Existe-t-il un régime pour deux ordres ? Pour la preuve, la réponse est à
la négative. Il y a bien deux régimes, un principe de liberté du côté du juge
administratif et un principe de légalité des preuves en droit civil. Le
principe de loyauté de la preuve semble parfois trop valorisé, parfois trop
oublié. Bénédicte Fauvarque-Cosson a assuré qu’il nécessitait donc d’être
« redéfini » afin de parvenir à un « équilibre
satisfaisant ». Cette dernière a estimé que plus qu’une charge de la
preuve, on peut parler à l’heure actuelle d’une « dialectique de la
preuve », chacun étant tenu d’apporter son concours à la manifestation
de la vérité. S’il n’existe pas de régime unique, il existe bien un cadre
commun de référence dont les limites infranchissables semblent aujourd’hui être
dessinées par le secret défense, la lutte contre le terrorisme et le secret des
affaires.
Dès lors, il est de bon augure d’envisager les
perspectives européennes et internationales.

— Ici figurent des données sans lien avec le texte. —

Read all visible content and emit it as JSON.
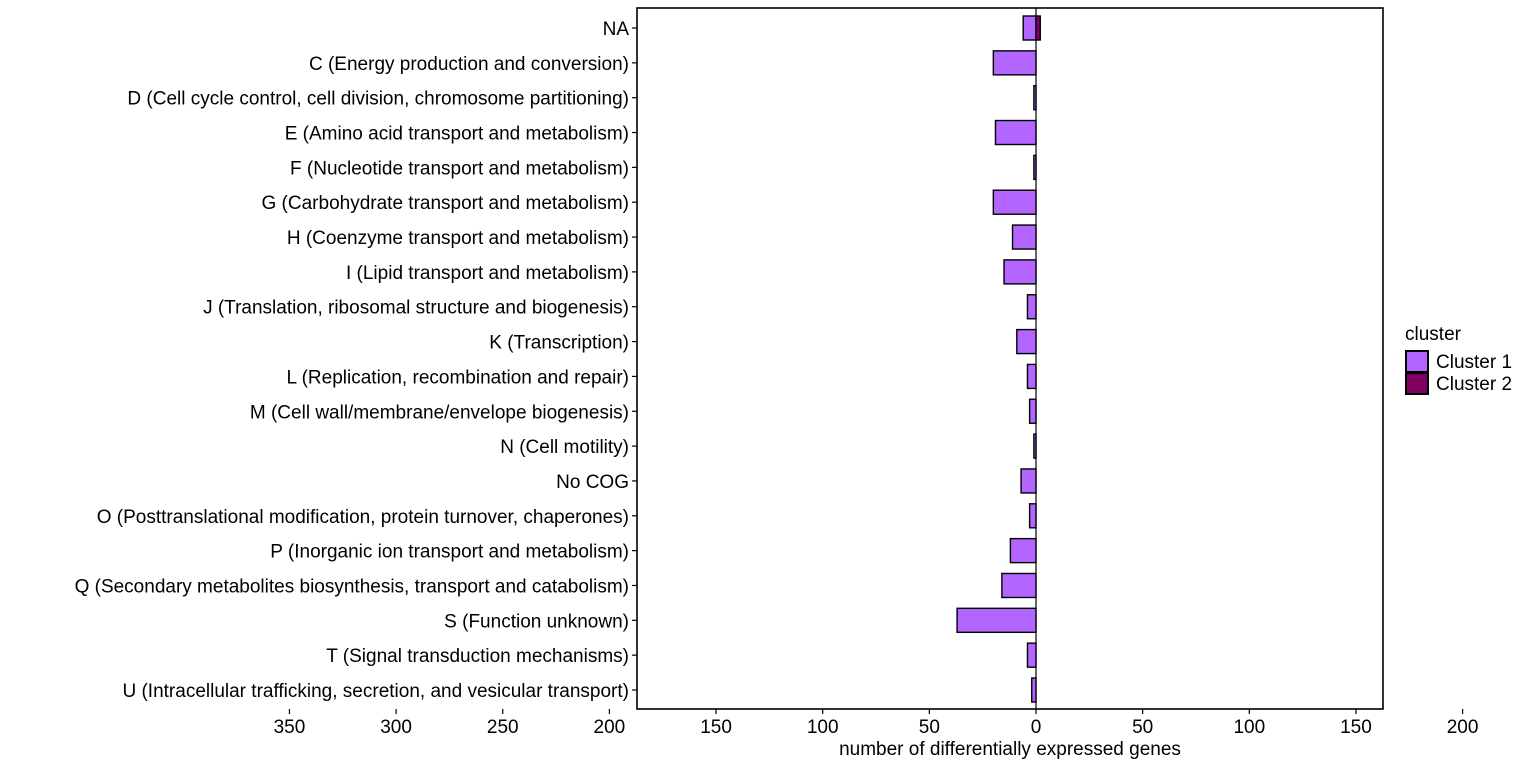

Les grands axes des droits fondamentaux européens sont orientés vers la
rapidité du procès, la loyauté et l’accessibilité. La demande est forte en
faveur d’une transparence accrue et d’une véritable pédagogie afin de permettre
une meilleure compréhension des parties. La création de la chambre
internationale de la cour d’appel s’inscrit dans cette évolution, faisant
cœxister le droit civil, le droit continental et le common law.